Joe White's Blog Life, .NET, and cats

Diff, part 7: String 'em all together? (1 of 2) #.NET #Delphi #diff

Continuing the Diff for the Complete Goober series (after a brief hiatus on account of Deleted Sleep Time):

The core problem of diff is the building of the longest common subsequence, which we accomplish by finding all the matches in the two lists, then assembling match strings that match our rule (which filters out the match strings that are not common subsequences).

Does it have to be that complicated? Let's just try it. Say we have these two lists:

A is (1 2 3 4)
B is (1 3 4)
Matches: [0,0], [2,1], and [3,2].

Do we really need to go through all the rigamarole? You can build a match string out of all three matches in their original order, and it'll be a common subsequence — and at length 3, it'll be the longest common subsequence. So our LCS has to be [0,0] [2,1] [3,2].

Well, that was easy. Grab all the matches, put them together, and there's the LCS. It can't be that easy, can it? Well... no, actually, it can't:

A is (1 2 3)
B is (1 3 2)
Matches: [0,0], [1,2], and [2,1].

If we try stringing these all together, we get [0,0] [1,2] [2,1], which isn't a valid common subsequence. In this case, the real LCS is going to be length 2: either [0,0] [1,2] or [0,0] [2,1]; take your pick.

Can we adapt our simple "string 'em all together" strategy to work with these inputs? Well, we could start with [0,0], and keep adding matches on, as long as the result is still a valid CS; and just throw away any matches that we can't append to our longest-running-common-subsequence. Let's try that.

  • First match: [0,0]. This gives us a length-1 match string that is a valid CS. (Actually, any length-1 match string will always be a valid CS.)
  • Next match: [1,2]. Add that to our best CS so far. Result: [0,0] [1,2]. This is a valid CS; keep it.
  • Next match: [2,1]. Add that to our best CS so far. Result: [0,0] [1,2] [2,1]. This is not a valid CS; throw it out. Our best CS so far is still [0,0] [1,2].

That looks promising, doesn't it? Let's try it with a slightly different input:

A is (1 2 3 4)
B is (1 3 2 4)
Matches: [0,0], [1,2], [2,1], and [3,3].

The lists are the same as above, but with one more match. So we do the same thing as above, but with one more step at the end:

  • Next match: [3,3]. Add that to our best CS so far. Result: [0,0] [1,2] [3,3]. This is a valid CS; keep it.

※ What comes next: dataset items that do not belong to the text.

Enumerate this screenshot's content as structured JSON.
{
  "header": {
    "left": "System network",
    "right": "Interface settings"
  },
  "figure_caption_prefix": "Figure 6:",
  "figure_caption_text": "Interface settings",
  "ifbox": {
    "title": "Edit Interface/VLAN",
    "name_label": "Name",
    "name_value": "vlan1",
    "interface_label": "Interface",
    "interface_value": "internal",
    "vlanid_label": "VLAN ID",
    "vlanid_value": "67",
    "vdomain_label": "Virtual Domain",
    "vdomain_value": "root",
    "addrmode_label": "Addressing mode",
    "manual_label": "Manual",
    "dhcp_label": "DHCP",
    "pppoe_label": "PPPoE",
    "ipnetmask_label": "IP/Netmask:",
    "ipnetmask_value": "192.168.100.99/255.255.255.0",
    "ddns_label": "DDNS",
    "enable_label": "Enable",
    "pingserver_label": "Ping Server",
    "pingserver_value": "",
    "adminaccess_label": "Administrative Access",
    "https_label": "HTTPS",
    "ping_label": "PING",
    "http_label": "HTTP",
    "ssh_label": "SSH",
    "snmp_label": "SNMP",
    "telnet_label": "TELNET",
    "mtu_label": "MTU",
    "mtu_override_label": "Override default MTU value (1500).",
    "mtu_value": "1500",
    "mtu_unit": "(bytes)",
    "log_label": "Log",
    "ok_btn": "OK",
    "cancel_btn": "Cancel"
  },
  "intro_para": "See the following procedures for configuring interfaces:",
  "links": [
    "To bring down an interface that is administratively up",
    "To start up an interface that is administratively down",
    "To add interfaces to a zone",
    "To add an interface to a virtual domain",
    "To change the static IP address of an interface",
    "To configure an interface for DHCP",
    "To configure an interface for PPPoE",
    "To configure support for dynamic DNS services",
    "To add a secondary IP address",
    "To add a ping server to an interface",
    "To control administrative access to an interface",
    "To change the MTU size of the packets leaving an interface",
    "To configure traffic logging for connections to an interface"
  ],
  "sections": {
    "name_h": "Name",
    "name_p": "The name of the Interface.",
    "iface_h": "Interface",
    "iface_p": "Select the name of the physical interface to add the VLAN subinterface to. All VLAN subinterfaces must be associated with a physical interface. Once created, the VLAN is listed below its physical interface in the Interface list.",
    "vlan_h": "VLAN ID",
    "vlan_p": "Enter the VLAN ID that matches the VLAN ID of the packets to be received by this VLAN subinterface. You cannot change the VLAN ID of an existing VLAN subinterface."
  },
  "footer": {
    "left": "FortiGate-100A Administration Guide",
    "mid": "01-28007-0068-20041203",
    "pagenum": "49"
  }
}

Again, we get the right LCS. Looking good! One more example:

A is (1 2 3 4 5)
B is (5 2 3 4 1)
Matches: [0,4], [1,1], [2,2], [3,3], and [4,0].

Steps:

  • First match: [0,4]. This gives us a length-1 match string that is a valid CS.
  • Next match: [1,1]. Add that to our best CS so far. Result: [0,4] [1,1]. This is not a valid CS; throw it out. Our best CS so far is still [0,4].
  • Next match: [2,2]. Add that to our best CS so far. Result: [0,4] [2,2]. This is not a valid CS; throw it out. Our best CS so far is still [0,4].
  • Next match: [3,3]. Add that to our best CS so far. Result: [0,4] [3,3]. This is not a valid CS; throw it out. Our best CS so far is still [0,4].
  • Next match: [4,0]. Add that to our best CS so far. Result: [0,4] [4,0]. This is not a valid CS; throw it out. Our best CS so far is still [0,4].

So our modified "string 'em all together" algorithm gives us an LCS of [0,4]. But wait — that's not right. There are three matches right in a row, in the middle of the inputs. The LCS should be [1,1] [2,2] [3,3]. What does that mean?

Well, it means that our algorithm isn't right yet. Next time, I'll add a refinement that would make it work for all these inputs.

(Notice, though, that I said these inputs. I've still got several more articles to go.)